A maioria formou os filhos, quando conseguiam, nas nossas escolas públicas e outras mais reduzidas em termos de quantidade, na Primeira Universidade Pública. Quando conseguiam era em qualquer curso, pois as opções vocacionais não coincidiam com as ofertas de então. Logo, se um dos parâmetros for o território onde alguém se formou, pode criar-se uma constante no “ciclo vicioso da pobreza” e continuar a promover-se os que sempre tiveram oportunidades. De igual modo, se outro parâmetro forem as “competências” que se possuem, será necessário ter-se em conta o ambiente que existia no mercado educacional e/ou formativo e se este oferecia as competências de forma mais ou menos abrangente a todos ou à maioria dos cidadãos.

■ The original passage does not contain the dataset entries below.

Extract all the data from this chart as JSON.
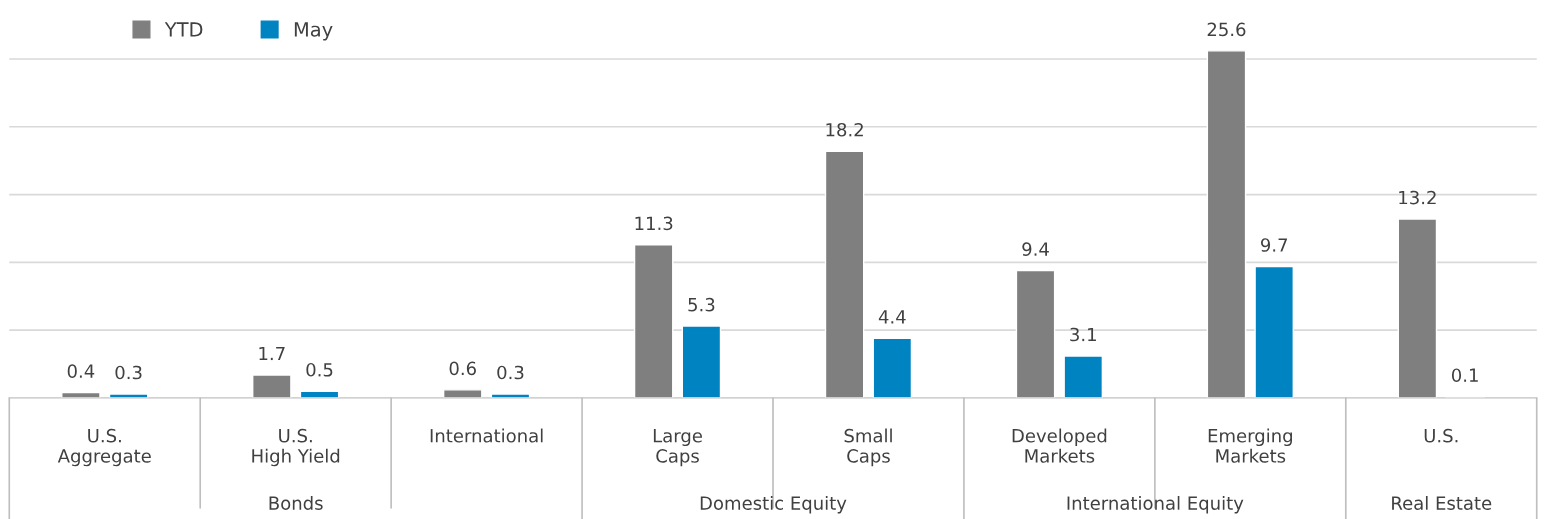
{
  "chart_data": {
    "type": "bar",
    "categories": [
      "U.S.\nAggregate",
      "U.S.\nHigh Yield",
      "International",
      "Large\nCaps",
      "Small\nCaps",
      "Developed\nMarkets",
      "Emerging\nMarkets",
      "U.S."
    ],
    "series": [
      {
        "name": "YTD",
        "color": "#7f7f7f",
        "values": [
          0.4,
          1.7,
          0.6,
          11.3,
          18.2,
          9.4,
          25.6,
          13.2
        ]
      },
      {
        "name": "May",
        "color": "#0083c1",
        "values": [
          0.3,
          0.5,
          0.3,
          5.3,
          4.4,
          3.1,
          9.7,
          0.1
        ]
      }
    ],
    "annotations": [
      "Bonds",
      "Domestic Equity",
      "International Equity",
      "Real Estate"
    ],
    "yticks": [
      {
        "value": 0,
        "label": null
      },
      {
        "value": 5,
        "label": null
      },
      {
        "value": 10,
        "label": null
      },
      {
        "value": 15,
        "label": null
      },
      {
        "value": 20,
        "label": null
      },
      {
        "value": 25,
        "label": null
      }
    ],
    "tick_labels": "x",
    "grid": "y",
    "legend": "top left",
    "data_labels": true
  }
}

Poderia citar outros tantos exemplos, creio que estes são suficientes para se perceber o “espírito desta pena”.


Muitas vezes, quando se utiliza de forma “solitária” o Mérito, acabamos por esbarrar em consequências desastrosas, basta olhar para as numerosas pessoas que tiveram acesso à “educação de qualidade” no Ocidente e não mencionam em que universidade estudaram, às vezes nem sequer constariam no Ranking das nossas 15 melhores e noutros casos, tendo frequentado universidades a sério, faltavam-lhes competências outras para acudirem aos grandes desafios que possuem as organizações onde são colocados.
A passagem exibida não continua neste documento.